Nevertheless, declining average epistatic effects notwithstanding we find many examples of specific epistatic terms with anomalously large explanatory effects in many of the datasets examined here (Fig. S1). We suggest that these may reflect important mechanistic interactions among those particular mutations in the underlying biology of the system, thus representing potentially fruitful entry points for the molecular biologist [17].

Epistasis and the Efficiency of Natural Selection

Our observation that the influence of epistatic terms on naturally occurring fitness landscapes declines with epistatic order raises the question of how epistatic terms influence the efficiency of natural selection. We lack a complete theoretical understanding of this connection.

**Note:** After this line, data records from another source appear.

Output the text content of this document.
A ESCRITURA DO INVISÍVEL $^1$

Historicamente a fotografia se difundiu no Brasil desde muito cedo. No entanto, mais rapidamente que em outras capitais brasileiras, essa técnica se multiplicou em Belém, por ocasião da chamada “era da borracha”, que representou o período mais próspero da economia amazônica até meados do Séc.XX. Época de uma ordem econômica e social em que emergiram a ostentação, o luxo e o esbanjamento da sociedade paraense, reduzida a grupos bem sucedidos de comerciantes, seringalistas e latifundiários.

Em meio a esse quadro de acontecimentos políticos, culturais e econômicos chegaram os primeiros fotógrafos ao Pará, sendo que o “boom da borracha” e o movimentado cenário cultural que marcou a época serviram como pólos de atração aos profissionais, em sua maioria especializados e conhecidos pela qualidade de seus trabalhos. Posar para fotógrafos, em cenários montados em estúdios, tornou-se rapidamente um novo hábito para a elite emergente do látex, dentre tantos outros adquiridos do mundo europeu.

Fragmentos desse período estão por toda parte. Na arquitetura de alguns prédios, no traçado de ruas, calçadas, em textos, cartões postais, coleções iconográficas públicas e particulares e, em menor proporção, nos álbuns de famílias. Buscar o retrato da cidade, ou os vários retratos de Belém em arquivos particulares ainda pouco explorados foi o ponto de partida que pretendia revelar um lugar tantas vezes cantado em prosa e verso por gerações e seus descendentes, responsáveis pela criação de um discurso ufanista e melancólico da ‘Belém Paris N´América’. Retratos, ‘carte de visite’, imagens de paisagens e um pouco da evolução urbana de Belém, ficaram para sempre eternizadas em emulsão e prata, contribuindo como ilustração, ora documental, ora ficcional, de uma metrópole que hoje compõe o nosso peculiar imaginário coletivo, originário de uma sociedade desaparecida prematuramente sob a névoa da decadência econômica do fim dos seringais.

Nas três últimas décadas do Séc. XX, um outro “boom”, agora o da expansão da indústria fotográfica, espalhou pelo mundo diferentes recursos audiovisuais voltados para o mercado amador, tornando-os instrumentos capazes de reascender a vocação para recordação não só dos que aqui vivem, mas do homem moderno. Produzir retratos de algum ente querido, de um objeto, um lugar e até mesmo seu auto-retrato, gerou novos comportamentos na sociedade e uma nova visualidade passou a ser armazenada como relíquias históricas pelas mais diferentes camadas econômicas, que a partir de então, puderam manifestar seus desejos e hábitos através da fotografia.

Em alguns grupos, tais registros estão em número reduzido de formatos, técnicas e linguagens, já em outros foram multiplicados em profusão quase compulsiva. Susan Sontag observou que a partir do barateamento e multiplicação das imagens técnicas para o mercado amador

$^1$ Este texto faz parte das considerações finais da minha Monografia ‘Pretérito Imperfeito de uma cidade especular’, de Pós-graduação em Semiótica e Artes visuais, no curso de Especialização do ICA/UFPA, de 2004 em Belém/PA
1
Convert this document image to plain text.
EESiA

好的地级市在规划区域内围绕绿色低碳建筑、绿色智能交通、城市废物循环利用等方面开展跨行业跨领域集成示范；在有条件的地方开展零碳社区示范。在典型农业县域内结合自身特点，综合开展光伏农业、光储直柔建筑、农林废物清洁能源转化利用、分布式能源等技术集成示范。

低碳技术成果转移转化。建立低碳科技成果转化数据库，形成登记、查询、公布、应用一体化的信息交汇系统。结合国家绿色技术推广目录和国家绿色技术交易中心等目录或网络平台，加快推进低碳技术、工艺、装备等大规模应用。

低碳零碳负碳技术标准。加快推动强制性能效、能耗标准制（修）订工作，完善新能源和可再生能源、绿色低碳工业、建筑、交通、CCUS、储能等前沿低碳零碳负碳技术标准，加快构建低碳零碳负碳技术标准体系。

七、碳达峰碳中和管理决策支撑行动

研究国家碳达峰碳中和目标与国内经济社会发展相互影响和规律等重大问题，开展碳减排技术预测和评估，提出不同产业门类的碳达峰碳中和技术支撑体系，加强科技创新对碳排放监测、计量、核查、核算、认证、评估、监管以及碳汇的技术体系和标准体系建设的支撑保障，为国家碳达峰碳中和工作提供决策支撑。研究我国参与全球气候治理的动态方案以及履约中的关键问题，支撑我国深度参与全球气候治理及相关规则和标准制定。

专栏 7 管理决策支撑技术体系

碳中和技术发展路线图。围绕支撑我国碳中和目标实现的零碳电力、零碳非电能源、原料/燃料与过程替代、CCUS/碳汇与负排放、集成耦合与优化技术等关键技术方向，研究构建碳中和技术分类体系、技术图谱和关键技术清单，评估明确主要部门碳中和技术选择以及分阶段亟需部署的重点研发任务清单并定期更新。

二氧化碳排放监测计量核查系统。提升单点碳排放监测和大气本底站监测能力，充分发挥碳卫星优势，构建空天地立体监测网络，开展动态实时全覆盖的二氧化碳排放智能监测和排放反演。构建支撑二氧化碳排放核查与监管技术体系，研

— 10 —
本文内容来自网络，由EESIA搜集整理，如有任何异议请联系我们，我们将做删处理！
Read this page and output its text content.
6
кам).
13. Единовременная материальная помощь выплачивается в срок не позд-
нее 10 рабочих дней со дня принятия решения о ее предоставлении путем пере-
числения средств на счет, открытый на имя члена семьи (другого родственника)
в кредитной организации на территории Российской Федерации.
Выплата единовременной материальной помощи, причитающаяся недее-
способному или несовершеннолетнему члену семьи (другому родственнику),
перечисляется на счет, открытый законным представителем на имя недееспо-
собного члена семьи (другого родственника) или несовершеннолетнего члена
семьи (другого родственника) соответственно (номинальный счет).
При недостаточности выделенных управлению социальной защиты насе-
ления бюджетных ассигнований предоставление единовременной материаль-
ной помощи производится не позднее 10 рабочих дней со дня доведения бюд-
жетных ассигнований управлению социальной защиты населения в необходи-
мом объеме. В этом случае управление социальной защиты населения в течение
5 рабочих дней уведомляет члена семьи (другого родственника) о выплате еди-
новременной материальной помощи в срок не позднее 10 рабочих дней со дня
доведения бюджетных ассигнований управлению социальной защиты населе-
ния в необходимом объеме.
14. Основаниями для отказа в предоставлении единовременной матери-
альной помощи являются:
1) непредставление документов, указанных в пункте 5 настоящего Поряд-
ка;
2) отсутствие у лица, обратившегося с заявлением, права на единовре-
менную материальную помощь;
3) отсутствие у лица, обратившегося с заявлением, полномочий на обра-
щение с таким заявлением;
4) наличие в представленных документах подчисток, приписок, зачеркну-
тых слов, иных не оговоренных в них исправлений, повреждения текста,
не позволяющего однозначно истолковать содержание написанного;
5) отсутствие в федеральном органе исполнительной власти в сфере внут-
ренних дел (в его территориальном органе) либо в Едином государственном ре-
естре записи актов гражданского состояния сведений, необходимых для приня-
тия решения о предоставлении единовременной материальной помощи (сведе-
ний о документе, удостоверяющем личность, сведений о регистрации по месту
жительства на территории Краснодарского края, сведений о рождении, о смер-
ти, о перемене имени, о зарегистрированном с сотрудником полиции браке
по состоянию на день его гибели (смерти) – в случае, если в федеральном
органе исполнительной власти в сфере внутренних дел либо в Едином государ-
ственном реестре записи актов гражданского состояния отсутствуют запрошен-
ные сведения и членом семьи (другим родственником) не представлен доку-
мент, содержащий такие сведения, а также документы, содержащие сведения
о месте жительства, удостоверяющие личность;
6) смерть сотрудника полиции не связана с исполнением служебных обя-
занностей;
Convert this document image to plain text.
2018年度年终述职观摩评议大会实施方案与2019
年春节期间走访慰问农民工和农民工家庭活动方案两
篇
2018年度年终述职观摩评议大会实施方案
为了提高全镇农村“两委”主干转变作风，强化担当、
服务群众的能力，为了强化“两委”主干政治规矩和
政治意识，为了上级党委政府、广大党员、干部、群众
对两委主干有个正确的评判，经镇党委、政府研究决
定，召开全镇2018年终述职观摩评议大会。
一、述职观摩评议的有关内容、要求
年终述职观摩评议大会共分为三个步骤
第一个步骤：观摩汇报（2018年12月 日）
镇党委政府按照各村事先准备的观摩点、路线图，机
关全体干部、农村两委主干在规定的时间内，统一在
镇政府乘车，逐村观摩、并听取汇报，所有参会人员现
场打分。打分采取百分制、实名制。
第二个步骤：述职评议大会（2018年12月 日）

One well-developed result concerns the influence of epistasis on the selective accessibility of mutational trajectories to high fitness genotypes. First, sign epistasis means that the sign of the fitness effect of a mutation varies with genetic background [68], and it renders selectively inaccessible at least some mutational trajectories to high fitness (e.g., [66]). But connections between sign epistasis and epistatic order are only now being developed [13]. Second, a subsetting approach similar to ours (Sect. 2.3) was recently used to examine the influence of epistatic interactions selectively accessible mutational trajectories to high fitness genotypes [55] in six of the datasets described here. Those authors found that higher-order terms indeed substantially alter the identity of selectively favored mutational trajectories to high-fitness genotypes, as well as their probabilities of realization. Further and consistent with findings here, that study also noted that the absolute magnitude of epistatic terms had an even larger effect on realized mutational trajectories than did their interaction order.

Moreover, pairwise epistasis has long been understood to influence not just the selective accessibility of high fitness genotypes but also the pace at which natural selection both increases the frequency of beneficial mutations (e.g., [18]) and at which it purges deleterious mutations (e.g., [31]). This work is closely related to the role that genetic recombination can play in “unlocking” epistatically interacting mutations (e.g., [5, 40]). However, to our knowledge the relationship between these effects and higher-order epistasis remains entirely unexplored.

In addition, we have only quantitatively examined the sequence of epistatic orders sorted by explanatory power (Fig. 1c). Thus, a great deal of information present in these data (e.g., the slopes in Figs. 1b and S1) remains to be examined. And of course, the number and size of available combinatorially complete datasets continues to grow, motivating further work in this regard. It seems reasonable to suppose that the development and testing of more nuanced theoretical predictions may be possible using data of the sort examined here.

Finally, we note that the Fourier–Walsh framework employed here depends on the availability of combinatorially complete datasets. But the experimental demands of this approach grow exponentially with the number of mutations examined. This fact sharply limits the scalability of analytic pipelines like ours. Recently, theoretical progress has been made in the analysis of less-than-complete datasets [6, 12, 13], and older work has also explored this idea [23, 58]. Theory that allows inferences using sparse datasets is likely to be a key advance in our ability explore broad, evolutionarily fascinating questions such as those considered here.